The Flight of the Wild Gander: Explorations in the Mythological Dimension
- Cover of the first edition
- Author: Joseph Campbell
- Language: English
- Series: Collected Works of Joseph Campbell
- Subject: Anthropology/Comparative Mythology
- Publisher: New World Library
- Publication date: First published in 1969. Second edition, 1990. Third edition 2002.
- Publication place: United States
- Media type: Print
- Pages: 192
- ISBN: 1-57731-210-4
- OCLC: 49249456
- Dewey Decimal: 291.1/3 21
- LC Class: BL304 .C35 2002

= The Flight of the Wild Gander =

1969 book by Joseph Campbell

The Flight of the Wild Gander: Explorations in the Mythological Dimension is a 1969 book by mythologist Joseph Campbell, in which he collects a number of his early essays and forewords. Essays include "Bios and Mythos" (on the psycho-biological sources of mythic forms and symbols), "Mythogenesis" (on the rise and fall of a single Native American legend) and "The Symbol without Meaning" (about the secularization of myths in the modern age).
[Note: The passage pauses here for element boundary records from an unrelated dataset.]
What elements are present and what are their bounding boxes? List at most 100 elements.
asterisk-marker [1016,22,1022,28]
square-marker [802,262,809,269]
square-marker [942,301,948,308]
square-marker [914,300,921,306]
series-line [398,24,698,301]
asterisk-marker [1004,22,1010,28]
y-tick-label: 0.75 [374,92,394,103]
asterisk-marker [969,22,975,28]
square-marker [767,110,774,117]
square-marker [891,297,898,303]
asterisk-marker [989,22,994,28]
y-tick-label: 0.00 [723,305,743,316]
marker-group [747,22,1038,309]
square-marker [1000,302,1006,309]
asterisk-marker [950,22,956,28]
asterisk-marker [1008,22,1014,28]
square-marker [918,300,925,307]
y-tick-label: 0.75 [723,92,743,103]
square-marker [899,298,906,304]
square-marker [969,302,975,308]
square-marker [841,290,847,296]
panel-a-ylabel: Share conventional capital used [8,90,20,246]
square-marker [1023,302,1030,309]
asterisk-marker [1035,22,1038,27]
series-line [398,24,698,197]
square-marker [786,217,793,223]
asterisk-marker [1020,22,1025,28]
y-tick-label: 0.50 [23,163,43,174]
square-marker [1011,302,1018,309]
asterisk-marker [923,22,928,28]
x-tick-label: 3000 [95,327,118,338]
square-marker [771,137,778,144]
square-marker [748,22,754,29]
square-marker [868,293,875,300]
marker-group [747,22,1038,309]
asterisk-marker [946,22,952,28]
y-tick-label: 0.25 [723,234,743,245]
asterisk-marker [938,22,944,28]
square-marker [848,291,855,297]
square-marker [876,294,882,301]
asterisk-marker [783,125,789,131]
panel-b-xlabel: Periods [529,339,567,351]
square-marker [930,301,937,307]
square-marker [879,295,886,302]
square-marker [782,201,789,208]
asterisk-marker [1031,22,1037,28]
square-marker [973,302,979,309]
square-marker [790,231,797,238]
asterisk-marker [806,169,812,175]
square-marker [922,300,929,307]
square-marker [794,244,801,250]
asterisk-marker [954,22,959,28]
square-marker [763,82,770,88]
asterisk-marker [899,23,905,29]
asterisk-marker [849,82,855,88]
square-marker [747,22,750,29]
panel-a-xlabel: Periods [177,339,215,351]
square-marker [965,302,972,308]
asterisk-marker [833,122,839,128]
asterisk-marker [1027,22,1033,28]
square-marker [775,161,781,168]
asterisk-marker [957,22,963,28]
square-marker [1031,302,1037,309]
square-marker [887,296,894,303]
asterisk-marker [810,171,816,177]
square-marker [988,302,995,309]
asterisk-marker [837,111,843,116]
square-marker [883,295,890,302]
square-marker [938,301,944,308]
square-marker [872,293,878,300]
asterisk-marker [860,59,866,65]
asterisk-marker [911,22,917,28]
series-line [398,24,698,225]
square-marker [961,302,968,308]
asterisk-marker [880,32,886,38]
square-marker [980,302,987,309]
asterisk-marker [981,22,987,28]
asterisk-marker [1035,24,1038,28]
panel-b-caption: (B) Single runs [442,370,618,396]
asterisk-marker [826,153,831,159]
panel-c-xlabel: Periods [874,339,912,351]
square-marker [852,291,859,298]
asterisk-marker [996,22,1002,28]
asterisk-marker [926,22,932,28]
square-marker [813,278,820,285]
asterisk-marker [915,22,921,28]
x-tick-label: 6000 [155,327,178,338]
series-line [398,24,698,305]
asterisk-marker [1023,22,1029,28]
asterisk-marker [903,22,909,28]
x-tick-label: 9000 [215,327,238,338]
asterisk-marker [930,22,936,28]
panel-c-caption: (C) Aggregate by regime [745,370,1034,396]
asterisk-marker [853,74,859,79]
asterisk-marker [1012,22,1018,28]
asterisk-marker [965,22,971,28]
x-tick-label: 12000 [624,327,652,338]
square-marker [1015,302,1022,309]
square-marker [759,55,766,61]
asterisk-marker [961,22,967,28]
The wild gander of the title is a reference to the Hindu concept of the paramahamsa, a great spiritual teacher of exalted illumination, able to transcend the mundane, just as the hamsa is able to fly above the sky-scraping Himalayas.

Published originally in 1969 by Viking Press, the book was rereleased by Harper and Row in 1990. The third edition was published by New World Library in 2002, making The Flight of the Wild Gander the third title in the Joseph Campbell Foundation's Collected Works of Joseph Campbell series.